A production audit of Mem0 found 97.8% of stored entries were junk — duplicates, hallucinations, noise. If your memory layer can't distinguish signal from noise in normal operation, it can't distinguish legitimate user statements from injected ones either.

2. They keep contradictory facts.

If an agent stores "user lives in NYC" and then later stores "user lives in LA," most memory APIs keep both. An attacker can inject "user prefers Vendor X" and it sits alongside the user's actual preferences, surfacing whenever retrieval ranks it high.

3. "Deleted" doesn't mean deleted.

When a user discovers a poisoned memory and tries to remove it, many memory APIs soft-delete — the data stays in the vector store, excluded from search but recoverable. If you have a compliance obligation, soft delete is a liability.

What actually defends against memory poisoning

Four properties your memory layer needs:

Quality gates before storage.

Reject noise and adversarial content at ingestion, not at retrieval. By the time you're filtering at retrieval, the poisoned memory is already in your database.

Automatic conflict resolution.

When a new "fact" contradicts an established one, flag it. Don't silently store both.
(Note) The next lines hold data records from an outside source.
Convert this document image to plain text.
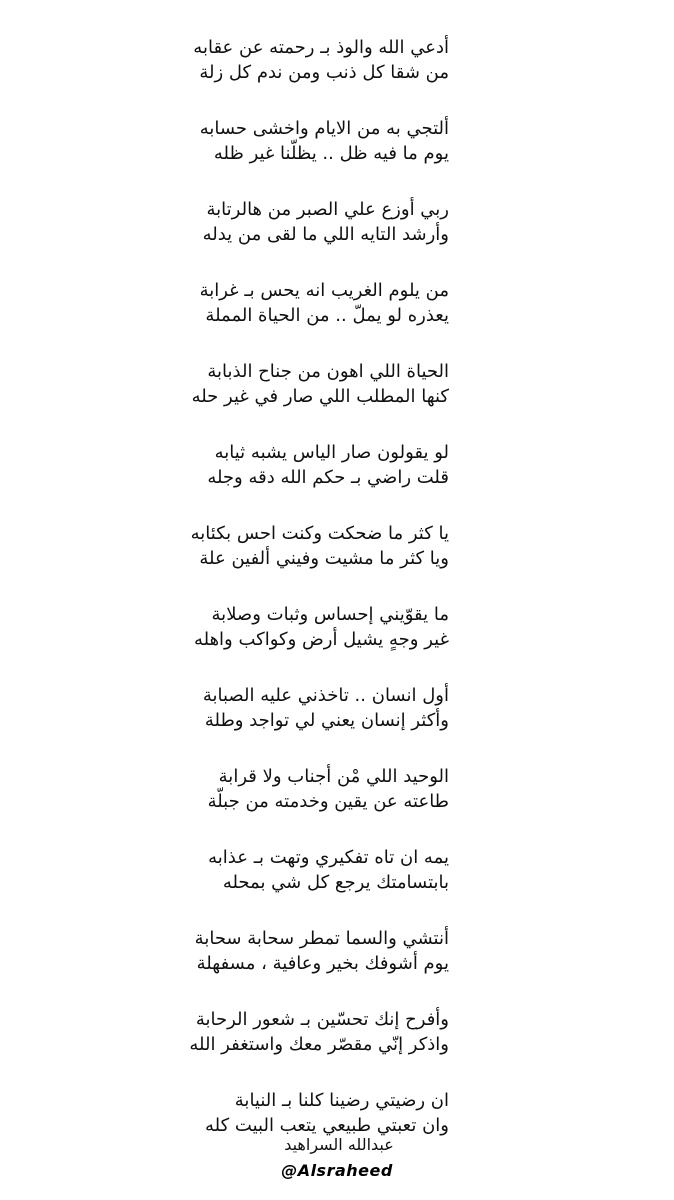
أدعي الله والوذ بـ رحمته عن عقابه
من شقا كل ذنب ومن ندم كل زلة
ألتجي به من الايام واخشى حسابه
يوم ما فيه ظل .. يظلّنا غير ظله
ربي أوزع علي الصبر من هالرتابة
وأرشد التايه اللي ما لقى من يدله
من يلوم الغريب انه يحس بـ غرابة
يعذره لو يملّ .. من الحياة المملة
الحياة اللي اهون من جناح الذبابة
كنها المطلب اللي صار في غير حله
لو يقولون صار الياس يشبه ثيابه
قلت راضي بـ حكم الله دقه وجله
يا كثر ما ضحكت وكنت احس بكئابه
ويا كثر ما مشيت وفيني ألفين علة
ما يقوّيني إحساس وثبات وصلابة
غير وجهٍ يشيل أرض وكواكب واهله
أول انسان .. تاخذني عليه الصبابة
وأكثر إنسان يعني لي تواجد وطلة
الوحيد اللي مْن أجناب ولا قرابة
طاعته عن يقين وخدمته من جبلّة
يمه ان تاه تفكيري وتهت بـ عذابه
بابتسامتك يرجع كل شي بمحله
أنتشي والسما تمطر سحابة سحابة
يوم أشوفك بخير وعافية ، مسفهلة
وأفرح إنك تحسّين بـ شعور الرحابة
واذكر إنّي مقصّر معك واستغفر الله
ان رضيتي رضينا كلنا بـ النيابة
وان تعبتي طبيعي يتعب البيت كله
عبدالله السراهيد
@Alsraheed
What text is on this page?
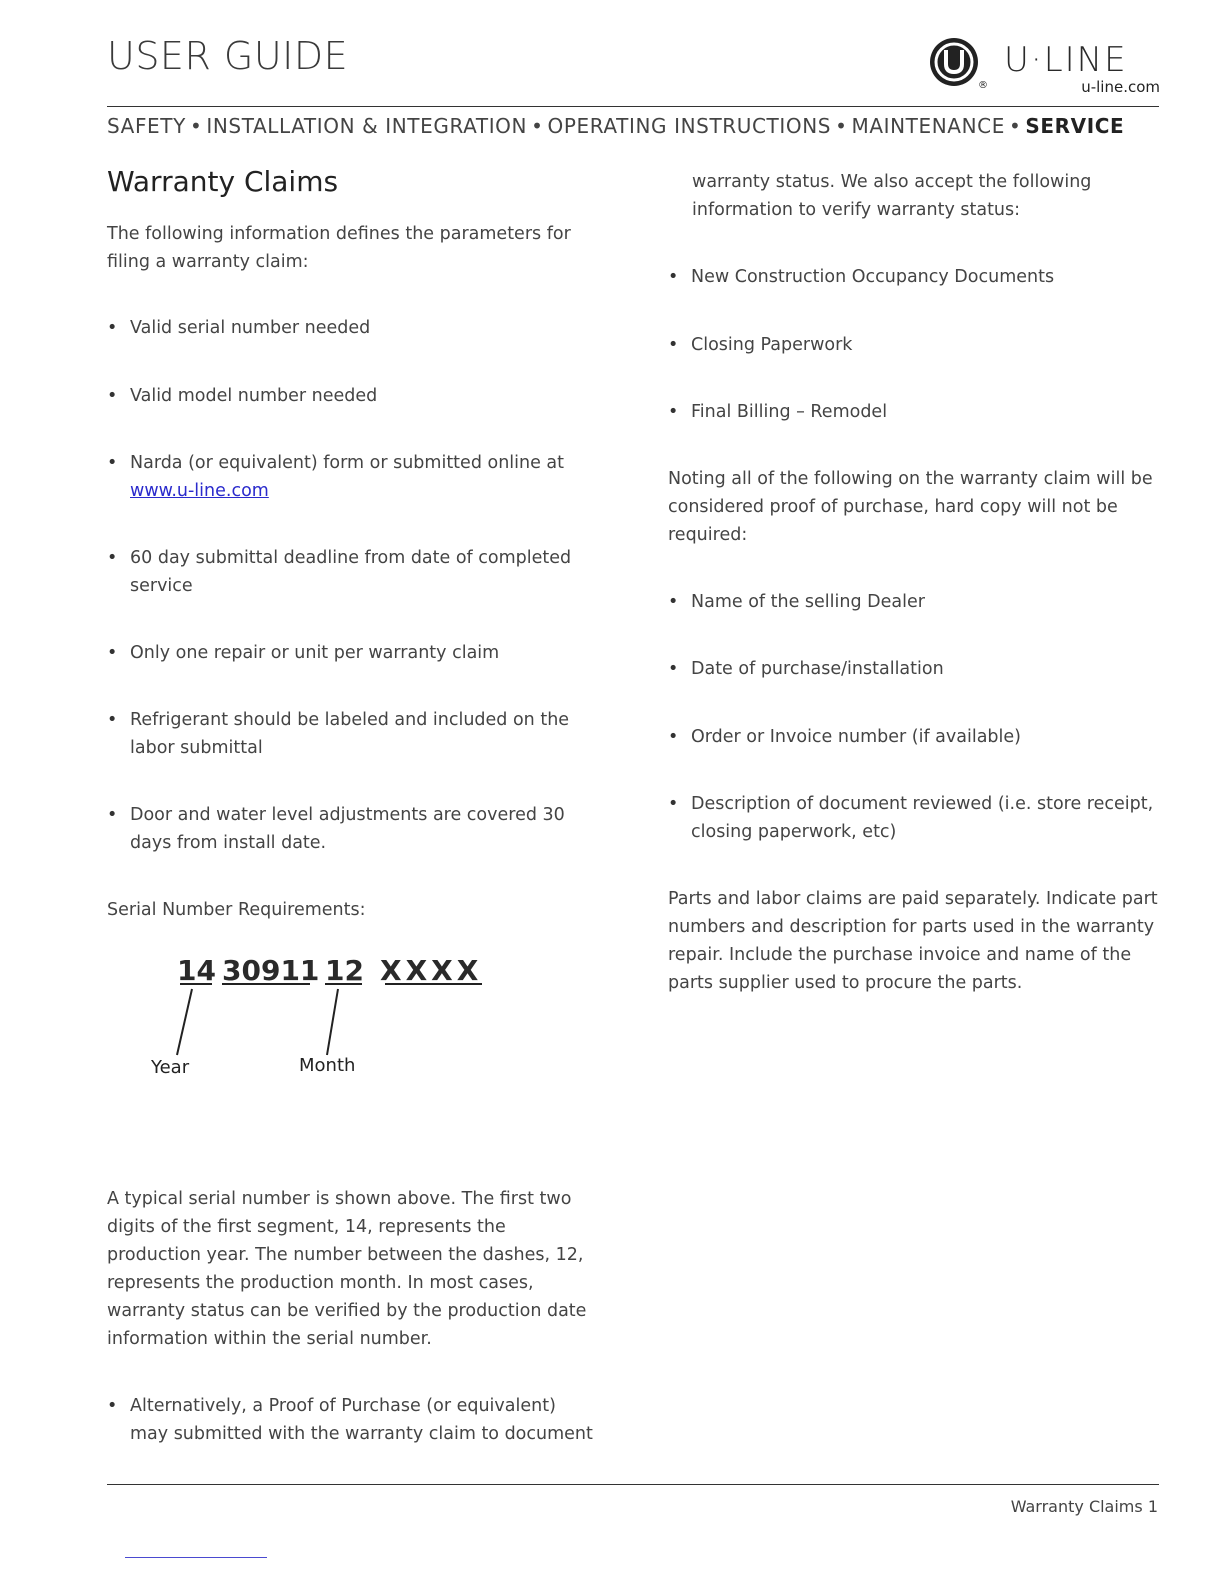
USER GUIDE
®
U·LINE
u-line.com
SAFETY • INSTALLATION & INTEGRATION • OPERATING INSTRUCTIONS • MAINTENANCE • SERVICE
Warranty Claims

The following information defines the parameters for filing a warranty claim:

• Valid serial number needed
• Valid model number needed
• Narda (or equivalent) form or submitted online at
www.u-line.com
• 60 day submittal deadline from date of completed service
• Only one repair or unit per warranty claim
• Refrigerant should be labeled and included on the labor submittal
• Door and water level adjustments are covered 30 days from install date.

Serial Number Requirements:

14 30911 12 XXXX
Year	Month

A typical serial number is shown above. The first two digits of the first segment, 14, represents the production year. The number between the dashes, 12, represents the production month. In most cases, warranty status can be verified by the production date information within the serial number.

• Alternatively, a Proof of Purchase (or equivalent) may submitted with the warranty claim to document

warranty status. We also accept the following information to verify warranty status:

• New Construction Occupancy Documents
• Closing Paperwork
• Final Billing – Remodel

Noting all of the following on the warranty claim will be considered proof of purchase, hard copy will not be required:

• Name of the selling Dealer
• Date of purchase/installation
• Order or Invoice number (if available)
• Description of document reviewed (i.e. store receipt, closing paperwork, etc)

Parts and labor claims are paid separately. Indicate part numbers and description for parts used in the warranty repair. Include the purchase invoice and name of the parts supplier used to procure the parts.

Warranty Claims 1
An attacker's injection usually contradicts something the real user said — contradiction detection turns memory poisoning into a detection signal.
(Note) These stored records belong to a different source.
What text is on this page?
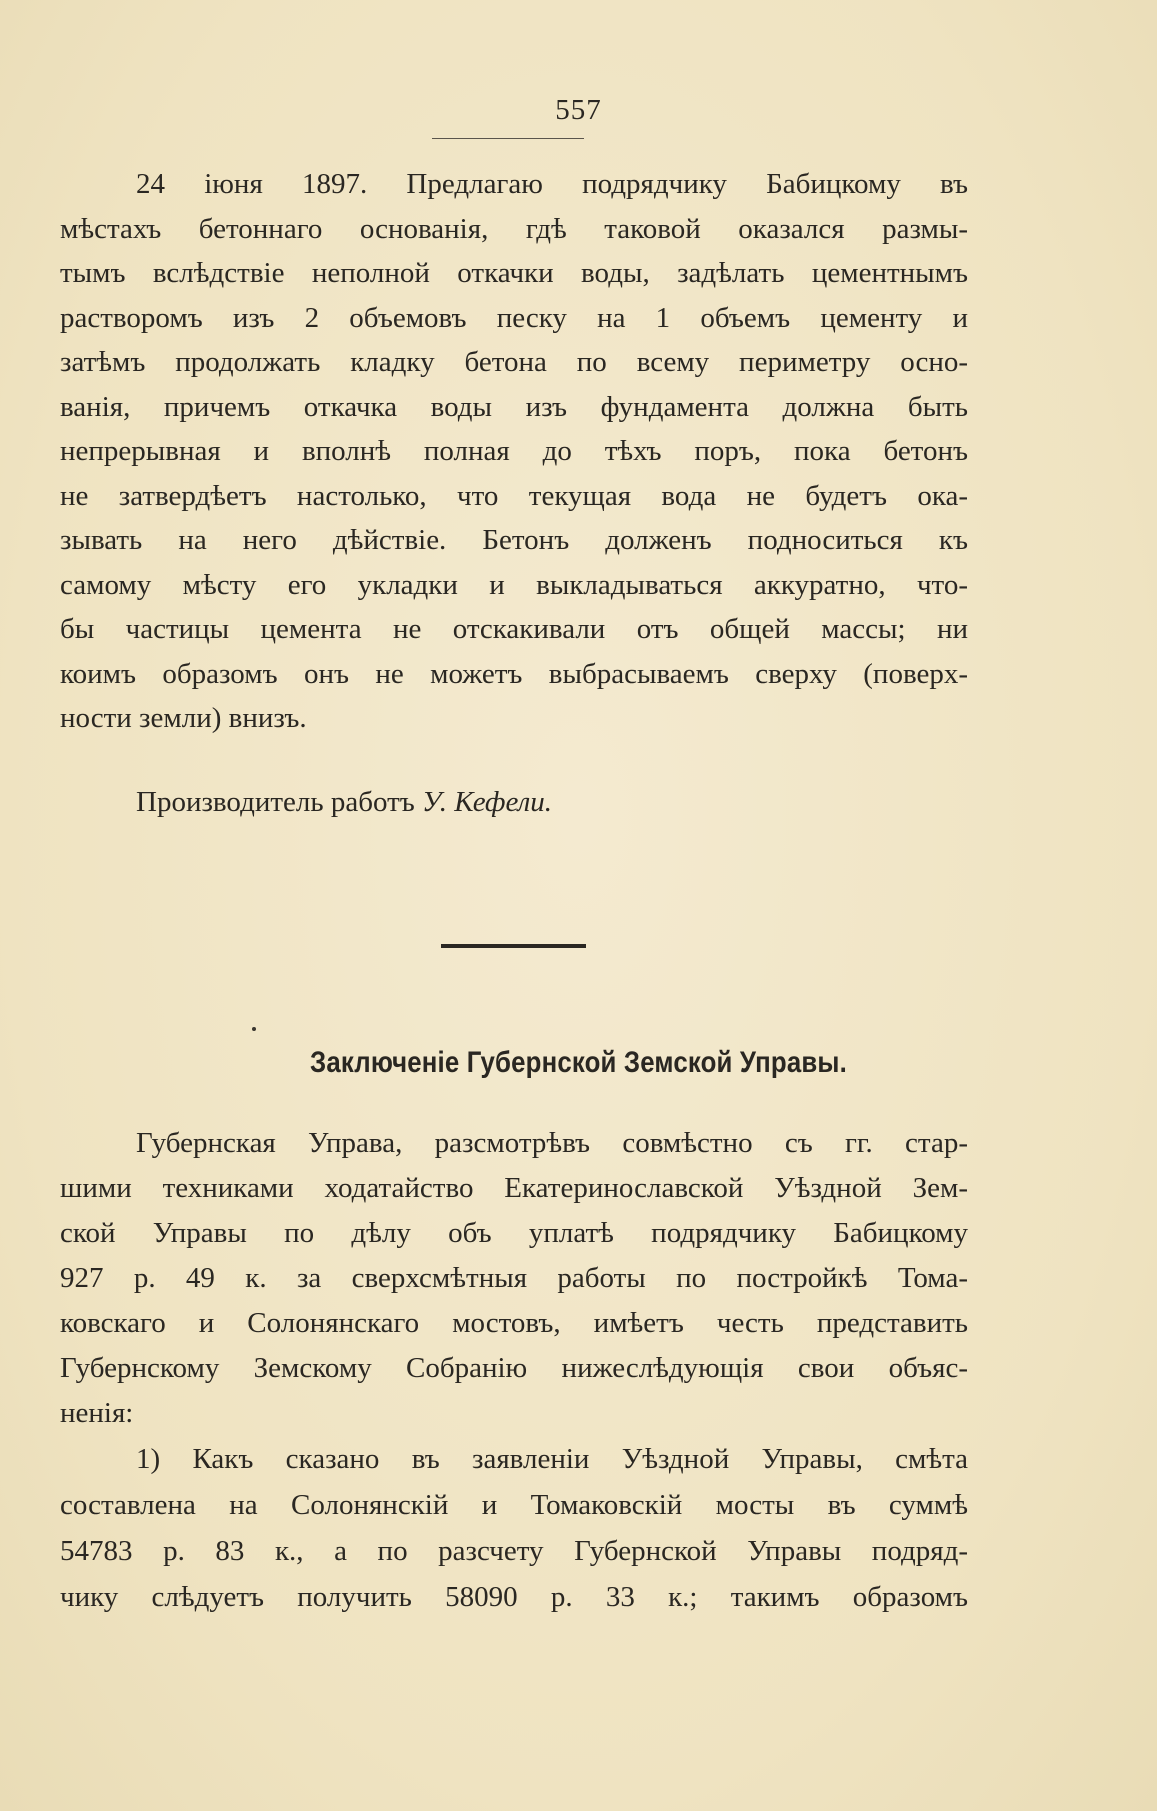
557
24 іюня 1897. Предлагаю подрядчику Бабицкому въ
мѣстахъ бетоннаго основанія, гдѣ таковой оказался размы-
тымъ вслѣдствіе неполной откачки воды, задѣлать цементнымъ
растворомъ изъ 2 объемовъ песку на 1 объемъ цементу и
затѣмъ продолжать кладку бетона по всему периметру осно-
ванія, причемъ откачка воды изъ фундамента должна быть
непрерывная и вполнѣ полная до тѣхъ поръ, пока бетонъ
не затвердѣетъ настолько, что текущая вода не будетъ ока-
зывать на него дѣйствіе. Бетонъ долженъ подноситься къ
самому мѣсту его укладки и выкладываться аккуратно, что-
бы частицы цемента не отскакивали отъ общей массы; ни
коимъ образомъ онъ не можетъ выбрасываемъ сверху (поверх-
ности земли) внизъ.
Производитель работъ У. Кефели.
Заключеніе Губернской Земской Управы.
Губернская Управа, разсмотрѣвъ совмѣстно съ гг. стар-
шими техниками ходатайство Екатеринославской Уѣздной Зем-
ской Управы по дѣлу объ уплатѣ подрядчику Бабицкому
927 р. 49 к. за сверхсмѣтныя работы по постройкѣ Тома-
ковскаго и Солонянскаго мостовъ, имѣетъ честь представить
Губернскому Земскому Собранію нижеслѣдующія свои объяс-
ненія:
1) Какъ сказано въ заявленіи Уѣздной Управы, смѣта
составлена на Солонянскій и Томаковскій мосты въ суммѣ
54783 р. 83 к., а по разсчету Губернской Управы подряд-
чику слѣдуетъ получить 58090 р. 33 к.; такимъ образомъ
Temporal tracking with audit trails.

Every stored fact should know when it was learned and from which source. If a user reports a suspicious memory, you should be able to answer "when did this enter memory, what session created it, and what triggered the ingestion?"

Hard delete.

When a user removes a poisoned memory, it needs to be gone across the vector store, knowledge graph, and every index. GDPR requires this anyway. Memory poisoning makes it urgent.

What Ricord does

Ricord is a memory layer designed with adversarial content in mind:

Quality gates filter content before it's stored, not after retrieval
Conflict resolution flags contradictions automatically — poisoned facts often contradict legitimate ones
Temporal tracking lets you audit exactly when any fact entered memory
Hard delete removes a fact from every storage layer — vector store, knowledge graph, all indexes — with no recovery path
Integrity audit methodology — we publish how we evaluate ourselves, including on our own benchmark pipeline

94.2% on the full 500-question LongMemEval suite. 93.0% on LoCoMo post-audit. Sub-second recall. Graph memory on every tier.
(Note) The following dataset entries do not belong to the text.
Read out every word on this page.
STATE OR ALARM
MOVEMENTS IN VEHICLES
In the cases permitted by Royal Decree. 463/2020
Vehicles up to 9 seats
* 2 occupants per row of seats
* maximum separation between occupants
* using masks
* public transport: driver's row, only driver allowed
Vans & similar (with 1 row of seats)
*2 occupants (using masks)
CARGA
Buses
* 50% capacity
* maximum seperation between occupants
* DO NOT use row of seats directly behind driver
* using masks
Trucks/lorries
Evaluation checklist for enterprise buyers

If you are procuring a memory layer for a production AI agent this quarter, add these five questions to your RFP:

How does your system handle contradictory facts? If the answer is "we store both," you have a poisoning vector.
Can I audit when a memory was created? If the answer is no, you can't investigate a suspected attack.
What happens when I delete a memory? If the answer involves the word "soft," your compliance team will have concerns.
How do you filter content at ingestion? If there's no filtering step before storage, noise and injections land in the same bucket.
Have you published your benchmark methodology? If they haven't audited themselves, they probably haven't audited the threat model either.